Como se nada houvesse acontecido, Pedro continuou o trajeto até o nobre em cima do alazão.
Pressentindo o perigo, todos os cavaleiros saíram da antiga formação para fazer uma fila à frente de Simel. Era uma espécie de barreira com duas filas de homens.
A maga ia conjurando um novo feitiço, quando Pedro falou:
— Satisfeito? Essa é minha força, e agora também sei qual é a sua. Agora podemos parar com essa palhada, ou vou ter que te matar de verdade?
Não havia qualquer vibração na voz do jovem ao fazer a ameaça. Reparando mais, notava-se que seus olhos perderam o brilho, restando apenas uma frieza abissal. As palavras atingiram-os como uma bigorna de ferro, era o peso de uma ameaça verdadeira apoiada pela força.

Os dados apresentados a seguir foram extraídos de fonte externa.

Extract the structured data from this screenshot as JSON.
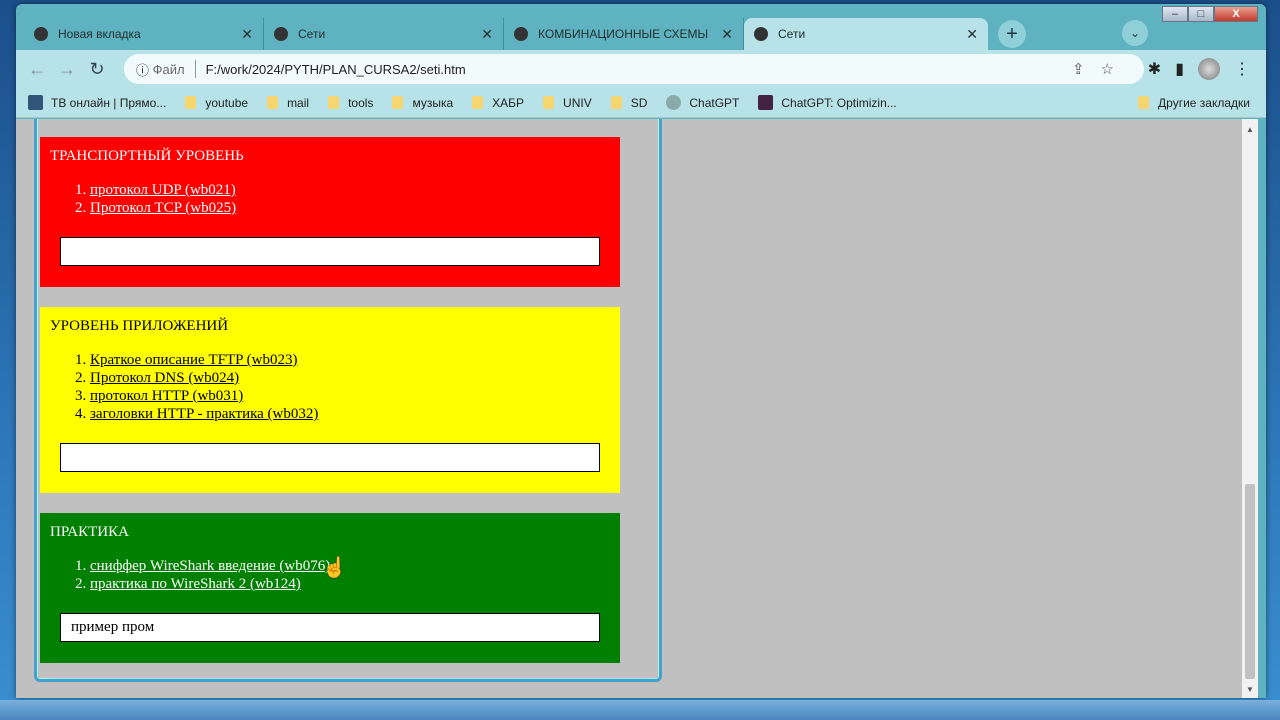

Simel olhou de volta, também sem emoção, e eles se encararam por alguns segundos.
A tensão aumentou exponencialmente. O suor de alguns dos guardas era visível, escorrendo das testas e bochechas.
Foi então que o nobre em cima do cavalo deu o primeiro passo desde que chegara ali. Sim, ele desceu do animal e andou na direção de Pedro, ficando cara a cara com o nobre estrangeiro.

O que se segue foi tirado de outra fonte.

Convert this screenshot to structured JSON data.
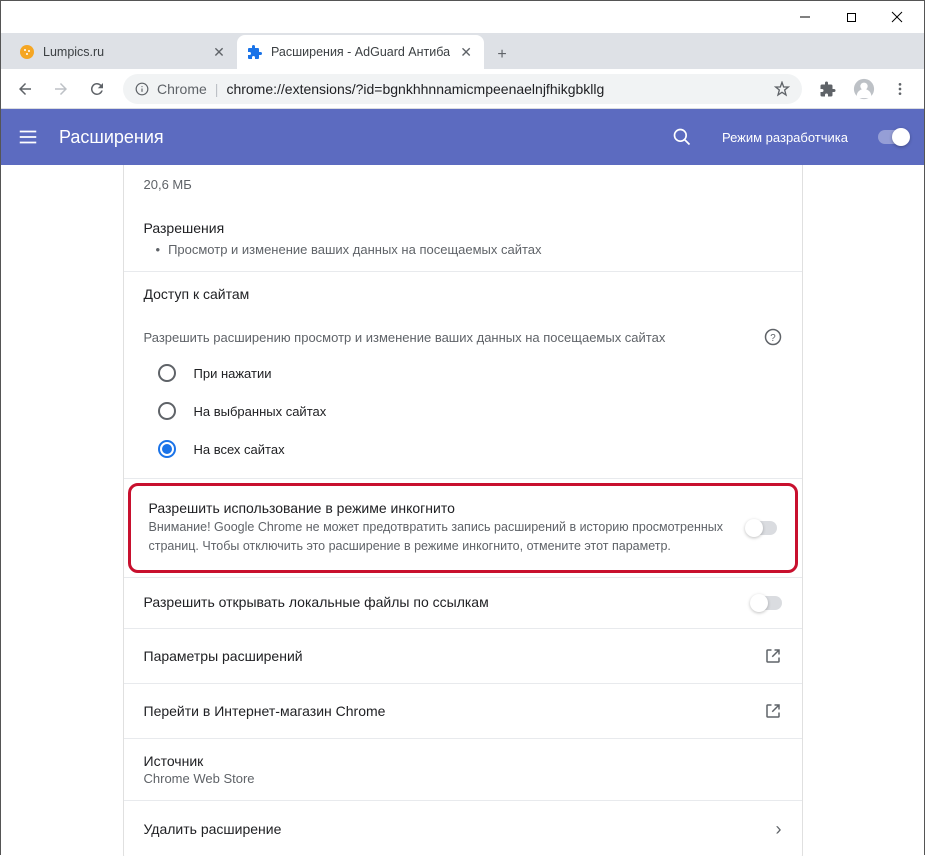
{
  "window": {
    "tabs": [
      {
        "title": "Lumpics.ru",
        "active": false
      },
      {
        "title": "Расширения - AdGuard Антиба",
        "active": true
      }
    ]
  },
  "addressbar": {
    "prefix": "Chrome",
    "url_prefix": "chrome://",
    "url_bold": "extensions",
    "url_rest": "/?id=bgnkhhnnamicmpeenaelnjfhikgbkllg"
  },
  "header": {
    "title": "Расширения",
    "devmode_label": "Режим разработчика"
  },
  "detail": {
    "size": "20,6 МБ",
    "permissions_title": "Разрешения",
    "permissions_item": "Просмотр и изменение ваших данных на посещаемых сайтах",
    "site_access_title": "Доступ к сайтам",
    "site_access_sub": "Разрешить расширению просмотр и изменение ваших данных на посещаемых сайтах",
    "radio_options": [
      "При нажатии",
      "На выбранных сайтах",
      "На всех сайтах"
    ],
    "radio_selected_index": 2,
    "incognito_title": "Разрешить использование в режиме инкогнито",
    "incognito_desc": "Внимание! Google Chrome не может предотвратить запись расширений в историю просмотренных страниц. Чтобы отключить это расширение в режиме инкогнито, отмените этот параметр.",
    "file_urls_title": "Разрешить открывать локальные файлы по ссылкам",
    "options_title": "Параметры расширений",
    "webstore_title": "Перейти в Интернет-магазин Chrome",
    "source_title": "Источник",
    "source_value": "Chrome Web Store",
    "remove_title": "Удалить расширение"
  }
}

Milla cerrou de leve os lábios, como se pressentisse que aquilo era perigoso. Contudo não faria nada sem uma ordem, como a todos os outros ali.
— De acordo.
Ao obter a resposta que queria, Pedro embainhou a espada gaudéria. Naquele mesmo momento toda a atmosfera do ambiente retornou ao estado anterior. Era como se a pressão atmosférica houvesse diminuído por dez ou vinte atm.
Alguns guardas quase soltaram um suspiro. A tez do jovem de cabelos escuros mudou do avesso, de ameaçador para amigável.
— Então jaé — disse, lembrando-se de algo que o fez soltar uma pequena risada.
Os dois então conversaram e daí diversas informações ficaram claras. A primeira delas foi o que Simel estava fazendo e como chegou ali.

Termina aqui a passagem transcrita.